A famed Seattle home once at the center of a David versus Goliath battle will be auctioned next month.
The home was once owned by Edith Macefield, who became a local hero when she refused to sell the property to be razed by developers.
The Seattle Post-Intelligencer reported Tuesday that the current owner of the one-story home owes $185,956.04 on the property. Macefield died at 86 in 2008 and the property has changed hands twice since then. Its current owner, Reach Returns, has until March 13 to pay the debt, the report said.
It's a well-known story: Macefield refused $1 million for her 1,000-square-foot, circa 1900 house, so the developer of Ballard Blocks built the retail and office building around it, blank walls rising on three sides.
Construction superintendent Barry Martin befriended Macefield, who willed her house to him before her death.
Ballard Blocks, a retail real estate company, which may end up buying the property after all, takes up most of the block between 14th and 15th avenues northwest, and Northwest 46th Street and Northwest Ballard Way.
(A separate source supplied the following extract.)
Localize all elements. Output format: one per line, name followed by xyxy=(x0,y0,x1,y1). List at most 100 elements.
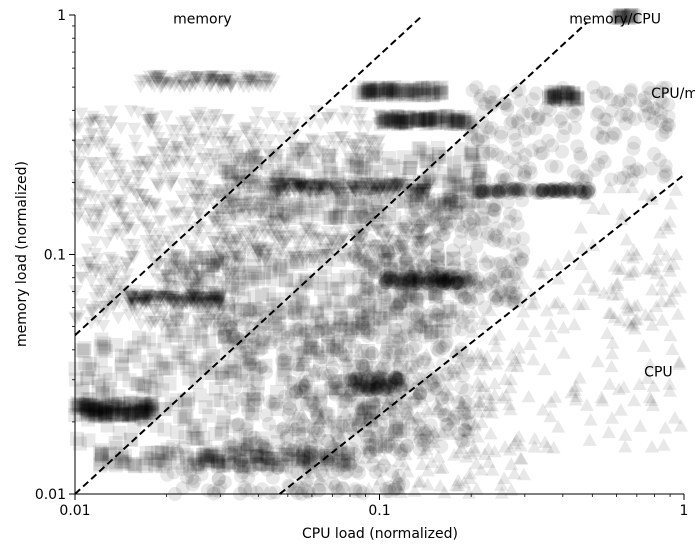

The Associated Press reported that the home is now between an LA Fitness and a Trader Joe's.
Macefield's house was known in the area for its collection of ceramic cats, dogs and pigs in the window, light bulb on over the front door, a can of uncollected trash out front beside her uprooted handicapped parking sign, buds emerging on the tree between her sidewall and the white plywood fence that still serves as the border between her property and buildings.
The house has taken on a life of its own, and was once used by Disney to promote the movie “Up,” according to the report.